As an AWS solutions architect, you must set up a solution that helps the data analysts in your company to process large historical data for some released products. The data scientists and the developers suggest collecting all the results of the queries for additional analytics with Amazon EMR, Athena and SageMaker. What AWS solution can you use in this context?
To answer this question, you need first to know what type of database you are dealing with.
Generally, we can classify databases into two groups, according to the approach that they use, which affects the type of data we want to extract eventually:
Like RDS, it has a high transaction volume of simple and short queries. OLTP databases rely on four main operations: Create, Read, Update and Delete.

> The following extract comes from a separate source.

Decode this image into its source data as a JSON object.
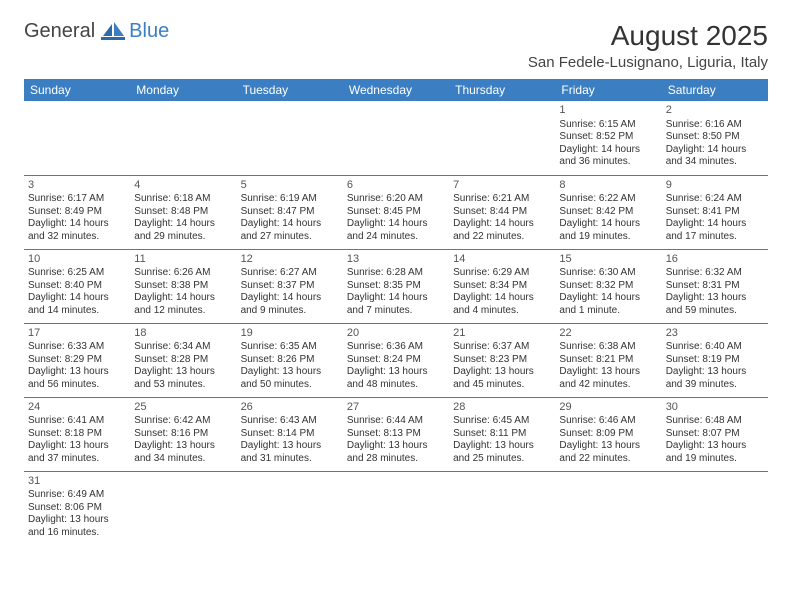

For example, with RDS you can CREATE a table containing products and their corresponding prices, you can READ the content of the table, UPDATE the names or the prices of the products and DELETE a product that you will no longer sell for the customers.
It has a relatively low transaction volume of sophisticated and long queries that urge aggregations. OLAP DBs are used mainly for analytics.
Through the previous definitions, it became obvious that an OLAP is required in our context. An example of an OLAP database on AWS is Redshift.
Redshift is fully managed by AWS. It is a petabyte-scale data warehouse service.
Unlike RDS and many other OLTP databases which use rows, Redshift uses columns to store data. It also uses advanced compression and Massive parallel processing of data . This makes it ten times faster than SQL databases.
Redshift helps to report visualize and analyze collected data. You can save the results of your queries to an S3 data lake so you can do additional analytics with services provided by AWS like Athena and SageMaker.
Although Redshift is fully managed by AWS, it is set up ONLY in ONE availability zone and can’t take large data ingestion in real-time.